Tuesday, December 28, 2010

I lost me too

Wow today has been rough, for no other reason except that grief makes no sense and it’s another day living without Elliott by-my-side. Nothing in particular set me off, nothing in particular has happened today to make it any worse than any other day existing on this earth without him here. It’s just “one of those days.” 
I went to the craft store earlier with my sister, she had to pick up some yarn. I walked up and down the isles like a zombie. I stared at all the things I would have bought before, in my old life. I thought of all my projects that are left unfinished. I saw a skein of the same yarn I was using to crochet a pillow with just minutes before Elliott was killed. 
As I meandered around waiting for her to figure out what she needed, anxiety set in. My chest became tight, my knees went weak, I felt the nausea brewing. Why, why does that happen? The anxiety makes me feel so nervous and hopeless, it makes me feel fearful and timid... Like something terrible is about to go down. The funny thing is IT ALREADY HAS, the WORST has already happened. What more do I have to fear? Still even though I reassure myself mentally that I’ve already walked through my worst nightmare, the physically affects still linger. I have no control and I can’t shake it.
I also have been realizing that I’m not passionate about anything anymore. I used to love so many things. I especially loved sewing. I loved cooking and baking, adorable cupcakes were my specialty. I loved decorating and all things crafty and vintage. Anyone who knows me would describe me as creative. I even supported Elliott and I for a few months while he was going through the rigorous hiring process for the fire department by selling my hand painted glassware. 

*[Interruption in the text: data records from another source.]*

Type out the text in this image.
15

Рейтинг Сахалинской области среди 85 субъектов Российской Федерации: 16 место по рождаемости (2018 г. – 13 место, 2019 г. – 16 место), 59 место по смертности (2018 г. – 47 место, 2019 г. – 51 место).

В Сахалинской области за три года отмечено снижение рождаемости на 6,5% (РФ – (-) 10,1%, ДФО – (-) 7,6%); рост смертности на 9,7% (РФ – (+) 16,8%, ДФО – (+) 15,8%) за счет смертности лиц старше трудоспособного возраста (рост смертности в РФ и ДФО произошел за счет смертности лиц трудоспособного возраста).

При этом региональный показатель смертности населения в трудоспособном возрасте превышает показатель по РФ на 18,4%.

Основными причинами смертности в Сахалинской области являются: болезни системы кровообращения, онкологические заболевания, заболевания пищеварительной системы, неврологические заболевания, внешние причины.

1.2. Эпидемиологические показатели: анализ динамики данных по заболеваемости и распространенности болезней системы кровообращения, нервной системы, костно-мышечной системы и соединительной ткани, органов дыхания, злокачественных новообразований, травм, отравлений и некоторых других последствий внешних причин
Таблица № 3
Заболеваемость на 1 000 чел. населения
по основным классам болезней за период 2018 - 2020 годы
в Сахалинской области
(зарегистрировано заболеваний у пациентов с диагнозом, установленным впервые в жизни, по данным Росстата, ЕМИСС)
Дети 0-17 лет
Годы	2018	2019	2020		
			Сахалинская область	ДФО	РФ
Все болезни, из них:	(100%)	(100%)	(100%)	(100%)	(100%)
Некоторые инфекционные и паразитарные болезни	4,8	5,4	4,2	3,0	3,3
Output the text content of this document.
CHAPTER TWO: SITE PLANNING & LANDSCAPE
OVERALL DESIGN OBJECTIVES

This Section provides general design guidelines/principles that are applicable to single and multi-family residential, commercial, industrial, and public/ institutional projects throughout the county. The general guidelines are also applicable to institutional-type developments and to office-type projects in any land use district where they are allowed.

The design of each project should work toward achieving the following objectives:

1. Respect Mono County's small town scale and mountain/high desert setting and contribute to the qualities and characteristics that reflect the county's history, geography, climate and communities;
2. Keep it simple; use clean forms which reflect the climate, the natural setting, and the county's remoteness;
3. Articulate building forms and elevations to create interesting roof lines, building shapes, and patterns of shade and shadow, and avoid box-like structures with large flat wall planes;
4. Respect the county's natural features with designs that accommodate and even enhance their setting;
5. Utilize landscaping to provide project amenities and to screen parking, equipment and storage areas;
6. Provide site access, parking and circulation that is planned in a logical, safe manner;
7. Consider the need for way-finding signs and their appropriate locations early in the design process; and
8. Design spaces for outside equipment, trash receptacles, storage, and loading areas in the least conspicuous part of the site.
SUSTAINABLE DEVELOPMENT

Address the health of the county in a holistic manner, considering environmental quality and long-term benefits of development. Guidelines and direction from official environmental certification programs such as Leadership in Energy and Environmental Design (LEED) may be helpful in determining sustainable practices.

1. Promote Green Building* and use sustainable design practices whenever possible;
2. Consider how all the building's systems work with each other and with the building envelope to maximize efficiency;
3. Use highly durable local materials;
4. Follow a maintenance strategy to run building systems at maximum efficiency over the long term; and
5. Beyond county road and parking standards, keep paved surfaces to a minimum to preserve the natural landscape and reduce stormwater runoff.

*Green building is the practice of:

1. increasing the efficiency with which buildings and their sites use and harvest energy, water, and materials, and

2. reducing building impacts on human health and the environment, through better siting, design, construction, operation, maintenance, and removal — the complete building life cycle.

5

a pincushion I made from my favorite scraps

baby shower gifts for my good friend and neighbor

El and I at one of my first craft fair booths


I loved simple things too. I’m a sucker for a beautiful view. I loved a yummy cup of coffee and a good interior design magazine or a beautiful sewing book with delectable patterns. I loved the sun rays that splashed across the kitchen floor at 4 in the afternoon. I loved seeing the first hint of green in my flower bed after a long Alaskan winter and watching the wild flowers pop up in the ditch in our front yard. I loved staring at the birds outside my kitchen window.The list goes on and on... 

our backyard woodpecker


wild flowers in our ditch

The point is that none of the things I loved do it for me anymore. I’m dull and uninterested. I can’t savor the small stuff, I can’t savor anything. I’m just going through the motions, nothing excites me. The world used to be so beautiful and amazing. Everything looks different now. I can’t see the beauty without him here. I want to I really really do, but it just doesn’t look the same.
My life is so fundamentally different that it was just five short months ago. How do you prepare for this? How are you one person and seconds later you become some one completely unrecognizable not only from the outside (see my previous post), but on the inside too. Not only did I loose the absolute love of my life, my world, my reason for living and breathing— I lost me too.
It’s going to be a long road and tough fight back. Sometimes it feels like too much and I don’t know whats left to fight for. I’m not at the point where I can fight for myself. But, I can try to fight for the girl Elliott loved, I’m willing to do it for him. 

I'm nowhere near perfect, I had my issues, but I was happy, truly happy to be loved be him
I love you babe, more than any words could even begin to describe. You probably wouldn’t recognize the broken girl I’ve become, but I’ll keep working to get back to the girl you loved so that when we’re reunited we can pick up just where we left off.